Wednesday, September 23, 2009

Yellow Fever

I am haunted by the color yellow. At night, when I wake up in a cold sweat it is not due to the fact that I have been reading The Bone Collector, by Jeffrey Deaver. The real source of my concern, the thought that dominates my walk to work...

The Yellow Card.



'Have the boys started playing soccer?'

Good guess, but no. Sammy has started kindergarten. If you get in trouble in his class you have to go 'flip your card', one infraction, yellow, two infractions, orange, three infractions, red. There was a time when my oldest child got a red card, but we don't mention that in our home anymore. It's better for everyone that way.

Back to Sammy. Sammy has been in school for a grand total of 11 days so far. Three of those days when I got home he had a forlorn look on his face. He knew that he had to face the music and fess up to his foul deeds. Usually I had received advance warning from one of my numerous sources, so I already knew all of the gory details.
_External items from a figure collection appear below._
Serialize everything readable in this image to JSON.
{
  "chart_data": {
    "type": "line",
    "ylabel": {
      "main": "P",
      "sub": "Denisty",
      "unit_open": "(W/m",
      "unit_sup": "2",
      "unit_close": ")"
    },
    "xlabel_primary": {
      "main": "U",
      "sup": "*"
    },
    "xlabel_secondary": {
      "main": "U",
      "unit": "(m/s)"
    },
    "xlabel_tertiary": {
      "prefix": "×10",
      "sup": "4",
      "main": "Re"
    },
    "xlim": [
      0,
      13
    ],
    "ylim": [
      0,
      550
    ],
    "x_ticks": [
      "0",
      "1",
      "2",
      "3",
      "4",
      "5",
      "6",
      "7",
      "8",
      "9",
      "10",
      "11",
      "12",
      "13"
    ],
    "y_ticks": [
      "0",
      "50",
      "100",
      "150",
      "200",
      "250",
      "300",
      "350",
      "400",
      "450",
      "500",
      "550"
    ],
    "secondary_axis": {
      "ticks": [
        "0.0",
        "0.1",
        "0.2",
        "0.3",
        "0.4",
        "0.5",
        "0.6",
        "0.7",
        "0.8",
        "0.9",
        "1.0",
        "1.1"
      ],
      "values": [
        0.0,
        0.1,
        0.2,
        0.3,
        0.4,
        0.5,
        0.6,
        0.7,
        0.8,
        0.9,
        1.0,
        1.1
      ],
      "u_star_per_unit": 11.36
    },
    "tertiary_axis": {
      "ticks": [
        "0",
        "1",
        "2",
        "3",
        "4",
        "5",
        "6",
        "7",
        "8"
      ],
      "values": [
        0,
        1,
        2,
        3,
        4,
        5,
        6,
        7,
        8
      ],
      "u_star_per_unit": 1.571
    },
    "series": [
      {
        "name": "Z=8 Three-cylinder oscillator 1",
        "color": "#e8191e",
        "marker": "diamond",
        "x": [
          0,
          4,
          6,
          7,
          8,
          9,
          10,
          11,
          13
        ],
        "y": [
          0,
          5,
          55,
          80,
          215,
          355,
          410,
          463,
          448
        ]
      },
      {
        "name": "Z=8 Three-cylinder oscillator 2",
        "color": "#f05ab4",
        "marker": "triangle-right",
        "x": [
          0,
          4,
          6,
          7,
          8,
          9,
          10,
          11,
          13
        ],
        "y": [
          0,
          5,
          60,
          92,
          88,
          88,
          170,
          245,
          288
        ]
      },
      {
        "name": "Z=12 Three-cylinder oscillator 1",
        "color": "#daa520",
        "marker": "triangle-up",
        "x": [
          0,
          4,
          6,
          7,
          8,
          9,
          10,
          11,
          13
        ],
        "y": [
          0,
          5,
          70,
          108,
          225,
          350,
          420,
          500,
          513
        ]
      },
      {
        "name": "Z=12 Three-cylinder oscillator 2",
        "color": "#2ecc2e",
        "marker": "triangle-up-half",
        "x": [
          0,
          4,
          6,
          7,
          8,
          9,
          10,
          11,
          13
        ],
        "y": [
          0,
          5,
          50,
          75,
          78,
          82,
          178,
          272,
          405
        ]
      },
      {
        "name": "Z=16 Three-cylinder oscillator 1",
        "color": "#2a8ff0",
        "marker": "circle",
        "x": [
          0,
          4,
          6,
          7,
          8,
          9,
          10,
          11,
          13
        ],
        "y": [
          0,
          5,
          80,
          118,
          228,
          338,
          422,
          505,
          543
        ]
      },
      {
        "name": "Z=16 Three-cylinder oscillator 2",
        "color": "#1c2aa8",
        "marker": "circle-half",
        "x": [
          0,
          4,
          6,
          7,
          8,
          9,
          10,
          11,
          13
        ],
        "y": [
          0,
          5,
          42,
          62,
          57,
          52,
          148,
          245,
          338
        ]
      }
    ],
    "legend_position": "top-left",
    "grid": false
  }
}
The sordid tales of picking at the tape on the floor in class, goofing off during chapel, turning off the lights on the other boys in the bathroom. The details stumbled out of Sammy with great shame. Even on the days where he escaped the sentence of the card flip there were discussions of 'almost flipping'. It seemed to me that few and far between were the days that Sammy was not on the edge of yellow.

On Monday when he received his third yellow card, which was two days in a row, and I think three out of four I had had enough.

'To your room!' I bellowed in a fit of rage (rage might be a bit of an exaggeration, frustration? consternation?). How to deal with this? The willfulness. The disobedience.

We had a long talk, there were tears, there were harsh words spoken, there were hugs exchanged, but in the end I think the talk was fruitful, and we came to an understanding. Then I had to stop talking with Suzy and go talk with Sammy.

'Sammy, you can't keep bringing home yellow cards, bud. It just can't keep happening.'

'I know, I just forget.'

'I know you are trying, and mama and your teacher say you have been behaving well for most of the day, but you have to make good choices, OK?'

'OK.'

Well, not to jinx anything, but my sage words of wisdom, my awesome parenting seemed to really have an impact. Tuesday, green card, baby! OK, it was only one day, I admit that, but we are talking about baby steps here. If he makes it today, that will be two days in a row!

Go, Sammy, you can do it!

2 comments:

Chrissie said...

Ah Sammy, Sammy, Sammy. I would just like to remind you not to lose sight of the forest for the trees. Sammy is a great kid. Kind, sweet, and, yes, impulsive. But this is only step one on a very long 13 year path. I'm sure Sammy is still learning what is expected of him. Sure, he may not think things through all the way but yellow is a whole lot better than red, right? For me, sometimes I forget how little my kids are and what a large weight I'm putting on their little backs. This is their time to learn. And to learn, they will need to fail. It's up to us to let them know that failure is OK so long as they try again having learned something. I know you expect a green card every day. But yellow happens, even to the best of us. So hang in there Unc!

Dan said...

Green again today! Woohoo! Two days in a row can be considered a trend, right? That is statistically significant, isn't it?